EUR (1.1180): The euro fell to 1.1100 Friday morning, meeting our short-term hourly objective. The bounce back to 1.1270 was impressive, falling just shy of the 1.1300 resistance level. This week’s open “gapped” lower, printing 1.1120. With the two lows, 1.1100 and 1.1120 in lace, that area is this week’s first support. The medium-term objective is 1.1000 and then 1.0630, which was the low from March of 2020. The gap which was created with today’s lower opening will offer resistance at 1.1200 with the chance to move back to 1.1260 (gaps tend to fill themselves). With this choppy, headline driven market, leaving orders to buy or sell Euro’s, is the best way to manage the risk.
Economic reports in Europe this week include manufacturing PMI, CPI (Tuesday), PPI, unemployment rate (Wednesday), and retail sales (Friday).
GBP (1.3375): The pound fell to a low of 1.3272 on Wednesday, bounced to 1.3438 on Thursday, and consolidated near 1.3400 on Friday. Today’s open remains within that three-day range. Support is Wednesday’s low of 1.3272, and December’s low of 1.3160. Below that there isn’t a chart point of consequence until 1.2650. Resistance is at 1.3438, 1.3490 and 1.3630.
JPY (115.50): The yen has remained in a rising channel without testing either side. The top portion is 117.50 and the bottom of the channel comes in at 113.50. Resistance is the high print of 116.33 which printed twice in the last two weeks. Above 117.50, the major level to keep an eye on the 2017 high of 118.60. Below the current level support is Friday’s low of 114.40, the previous week’s low of 113.50.
CAD (1.2765): Possibly the most frustrating currency to follow. The correlation between oil and CAD has fallen and may fall further throughout these next weeks and months. The safe-haven dollar is king right now.
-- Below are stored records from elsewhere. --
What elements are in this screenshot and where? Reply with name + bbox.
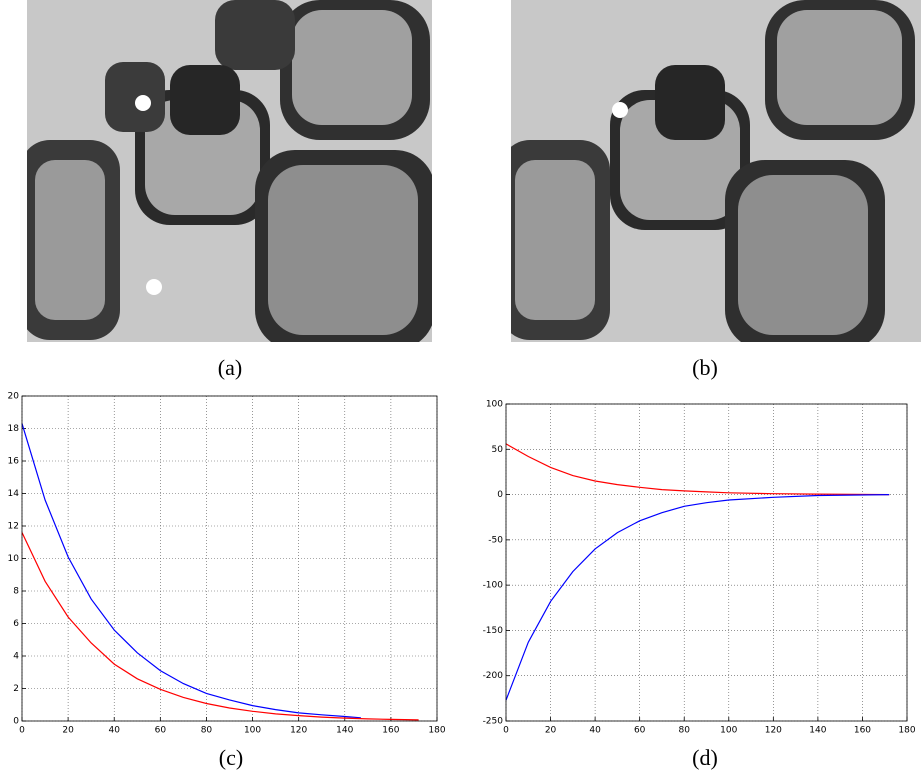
plot-frame xyxy=(21,395,438,722)
x-tick-label: 0 xyxy=(19,726,25,736)
y-tick-label: 12 xyxy=(8,522,19,532)
x-tick-label: 160 xyxy=(854,726,871,736)
y-tick-label: 16 xyxy=(8,457,20,467)
x-tick-label: 100 xyxy=(244,726,261,736)
x-tick-label: 180 xyxy=(428,726,445,736)
x-tick-label: 120 xyxy=(290,726,307,736)
y-tick-label: 6 xyxy=(13,619,19,629)
line-series xyxy=(21,532,419,721)
y-tick-label: 0 xyxy=(497,490,503,500)
y-tick-label: -250 xyxy=(483,717,504,727)
caption: (d) xyxy=(692,745,718,770)
caption: (c) xyxy=(219,745,243,770)
y-tick-label: -100 xyxy=(483,581,504,591)
y-tick-label: 100 xyxy=(486,400,503,410)
x-tick-label: 160 xyxy=(382,726,399,736)
x-tick-label: 60 xyxy=(155,726,167,736)
y-tick-label: 18 xyxy=(8,424,20,434)
y-tick-label: 0 xyxy=(13,717,19,727)
line-series xyxy=(505,443,890,496)
x-tick-label: 100 xyxy=(720,726,737,736)
caption: (b) xyxy=(692,355,718,380)
y-tick-label: -150 xyxy=(483,626,504,636)
x-tick-label: 40 xyxy=(108,726,120,736)
x-tick-label: 180 xyxy=(898,726,915,736)
y-tick-label: 50 xyxy=(492,445,504,455)
y-tick-label: 2 xyxy=(13,684,19,694)
y-tick-label: -50 xyxy=(488,535,503,545)
image-a xyxy=(27,0,432,342)
x-tick-label: 120 xyxy=(765,726,782,736)
x-tick-label: 40 xyxy=(589,726,601,736)
line-series xyxy=(21,423,361,719)
y-tick-label: 10 xyxy=(8,554,20,564)
image-b xyxy=(511,0,921,342)
x-tick-label: 60 xyxy=(634,726,646,736)
line-series xyxy=(505,494,890,701)
x-tick-label: 80 xyxy=(678,726,690,736)
plot-frame xyxy=(505,403,908,722)
y-tick-label: 4 xyxy=(13,652,19,662)
x-tick-label: 0 xyxy=(503,726,509,736)
y-tick-label: 20 xyxy=(8,392,20,402)
y-tick-label: -200 xyxy=(483,671,504,681)
x-tick-label: 80 xyxy=(201,726,213,736)
x-tick-label: 20 xyxy=(62,726,74,736)
caption: (a) xyxy=(218,355,242,380)
y-tick-label: 14 xyxy=(8,489,20,499)
x-tick-label: 140 xyxy=(336,726,353,736)
x-tick-label: 20 xyxy=(545,726,557,736)
y-tick-label: 8 xyxy=(13,587,19,597)
x-tick-label: 140 xyxy=(809,726,826,736)
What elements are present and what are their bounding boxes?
Any further rise in oil prices ($96/bbl.) will be less important for the CAD. Resistance at 1.2820, following by the high print of 1.2963 (Dec ‘21) and the 38.2% Fibonacci retracement at 1.2987. Support at 1.2650 (Feb 6), 1.2620 trend-line support off the low of 1.2040 May ‘21. A close below that 1.2620 will not be met with support until the January 23 low of 1.2550.
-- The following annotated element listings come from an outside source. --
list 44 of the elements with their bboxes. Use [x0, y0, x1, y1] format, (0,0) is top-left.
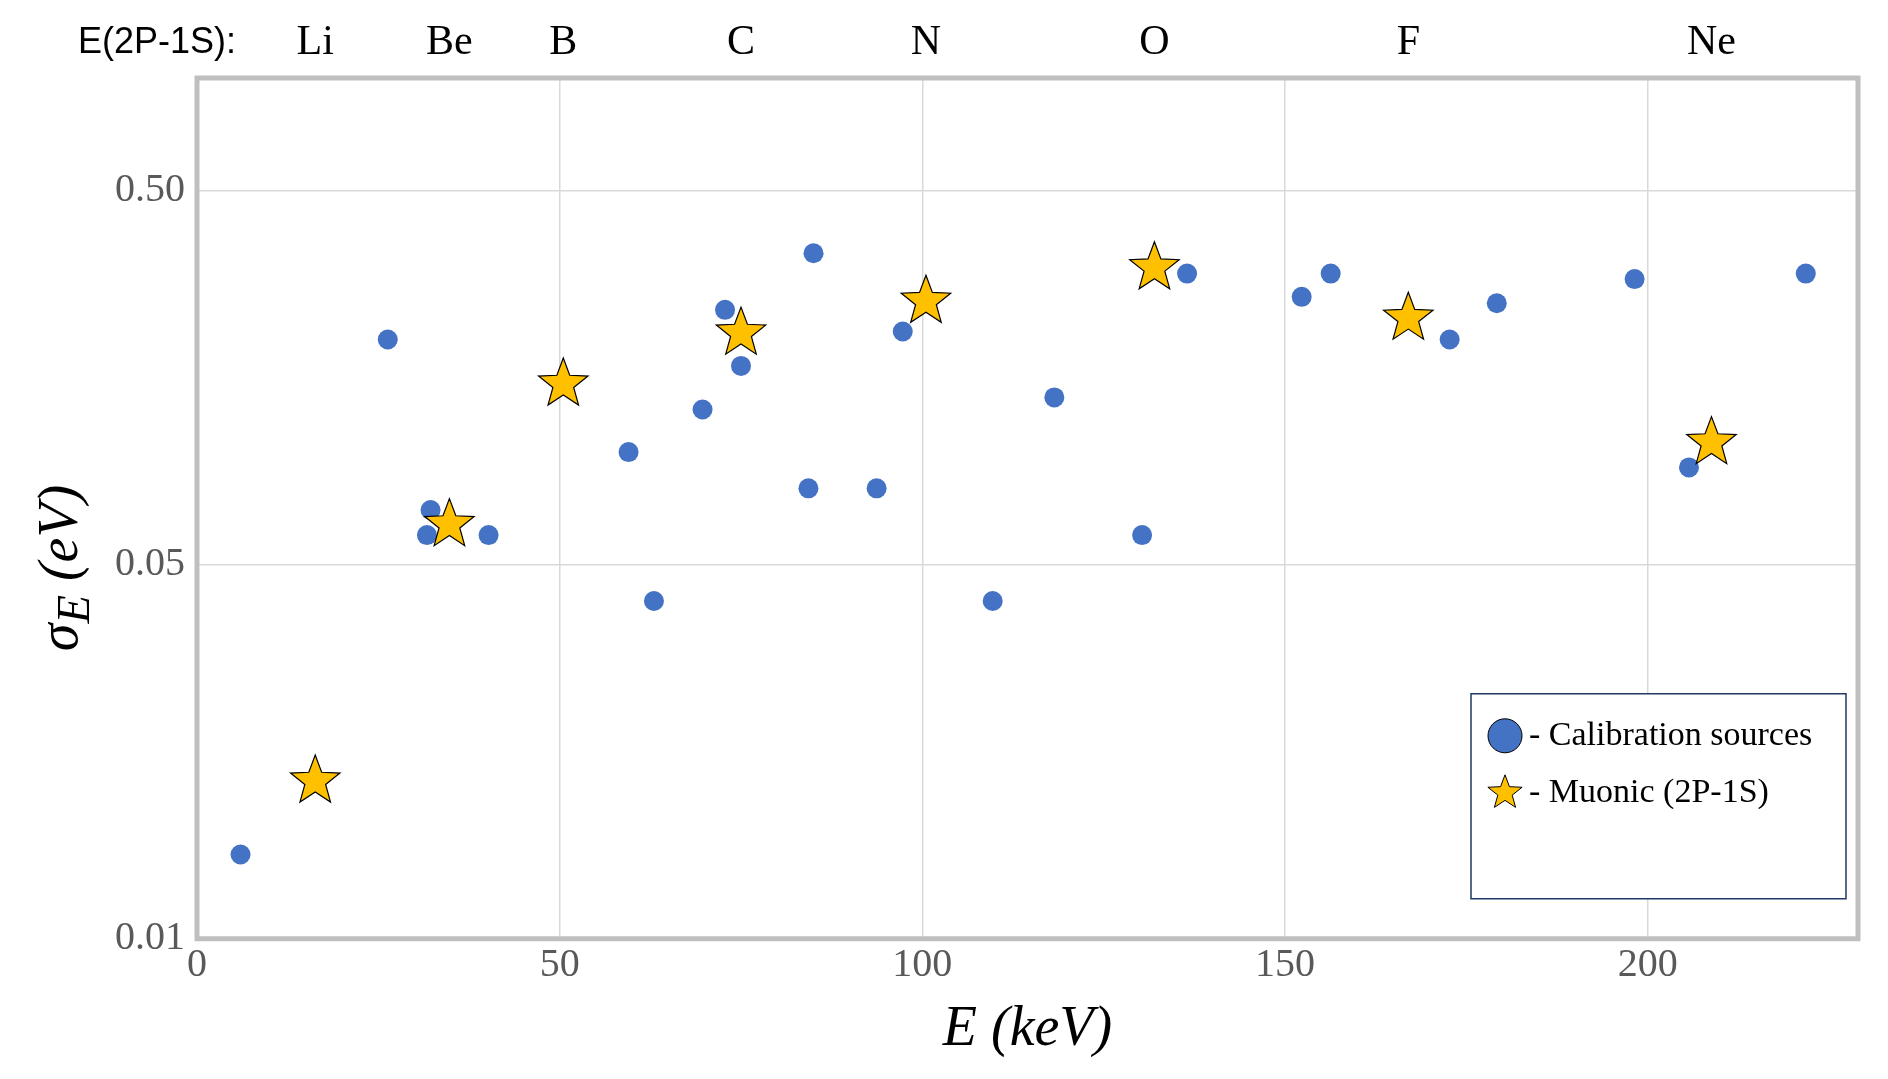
- point: [1679, 457, 1699, 478]
- point: [478, 525, 499, 546]
- point: [643, 590, 664, 611]
- text: F: [1396, 17, 1420, 64]
- point: [982, 590, 1003, 611]
- point: [1291, 286, 1312, 307]
- point: [1624, 269, 1645, 290]
- x-tick-label: 150: [1254, 940, 1315, 986]
- point: [803, 243, 824, 264]
- point: [866, 478, 887, 499]
- point: [892, 321, 913, 342]
- x-tick-label: 200: [1617, 940, 1678, 986]
- point: [377, 329, 398, 350]
- text: O: [1139, 17, 1170, 64]
- text: Li: [296, 17, 334, 64]
- point: [1044, 387, 1065, 408]
- y-tick-label: 0.50: [115, 165, 185, 211]
- legend-label: - Calibration sources: [1529, 714, 1813, 752]
- text: B: [549, 17, 578, 64]
- x-axis-title: E (keV): [941, 995, 1113, 1059]
- legend-label: - Muonic (2P-1S): [1529, 771, 1769, 810]
- text: Be: [426, 17, 473, 64]
- text: Ne: [1686, 17, 1736, 64]
- x-tick-label: 100: [892, 940, 953, 986]
- x-tick-label: 0: [187, 940, 207, 986]
- point: [731, 355, 751, 376]
- y-tick-label: 0.01: [115, 913, 185, 959]
- point: [1177, 263, 1198, 284]
- point: [798, 478, 819, 499]
- point: [416, 525, 437, 546]
- point: [618, 442, 639, 463]
- x-tick-label: 50: [539, 940, 580, 986]
- point: [230, 844, 251, 865]
- text: C: [726, 17, 755, 64]
- point: [1795, 263, 1816, 284]
- point: [1486, 293, 1507, 314]
- text: E(2P-1S):: [78, 19, 237, 61]
- point: [1439, 329, 1460, 350]
- point: [1132, 525, 1153, 546]
- point: [692, 399, 713, 420]
- y-tick-label: 0.05: [115, 539, 185, 585]
- point: [715, 299, 736, 320]
- point: [1320, 263, 1341, 284]
- text: N: [910, 17, 942, 64]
MXN (20.5500): Last Wednesday’s range of 20.78-20.23 has contained the peso. In other words, it is quietly dealing between those two levels with limited volatility. 20.2500 has been solid support in 2022, while 20.2100 remains a difficult level for the dollar to push above. It represents the 38.2% retracement level from 22.15 (Nov ‘21) and the low of 20.25 (Jan ‘22). We always suggest using any dollar rally as an opportunity to not only lock in a cheap spot level but also using forward contracts to take advantage of the large forward points.
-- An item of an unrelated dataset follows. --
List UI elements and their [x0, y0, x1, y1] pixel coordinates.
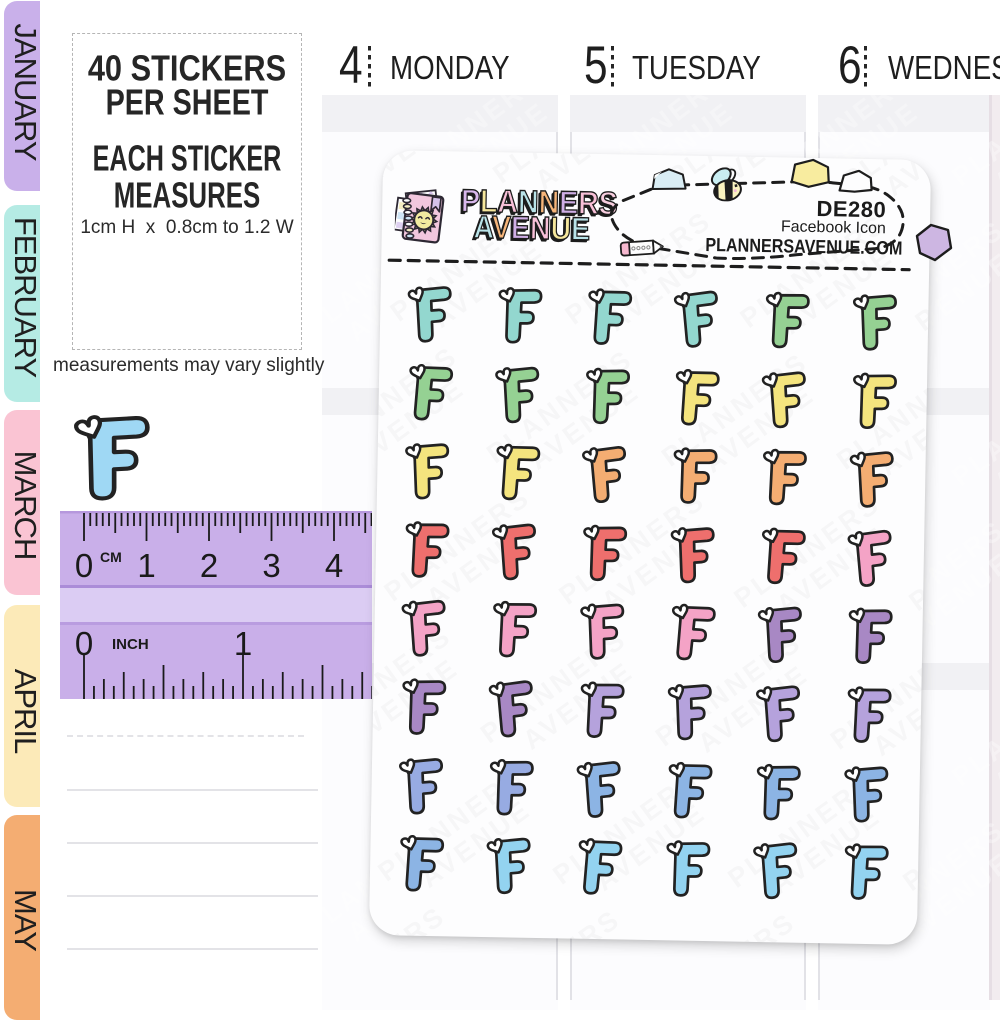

CNY (6.3165): Moving away from the technical analysis, Chinese fighter jets did fly over Taiwan last week. Many analysts believe that China will not make any move toward Taiwan until after the Chinese Presidential “elections” in November. Three outcomes: 1) Xi JinPing is reelected to another term 2) he is given a life-time appointment as President or 3) a new person steps into the position. The PBOC does seem to be “holding” the currency at this current level but technically the USD seems to be oversold. A move above 6.3550 should open up a larger rally to 6.4160. Above that, the next target for the dollar is 6.6635. Support is 6.3000 and then the low print of 6.2360 (Apr ‘18).
Finally, GreenShootsFX thoughts are with the Ukrainian people, our NATO forces that are doing so much for the refugees, and Poland which has opened its arms and is welcoming them! Lastly, we keep our faith in the leaders of all countries that will work together to stop this atrocity!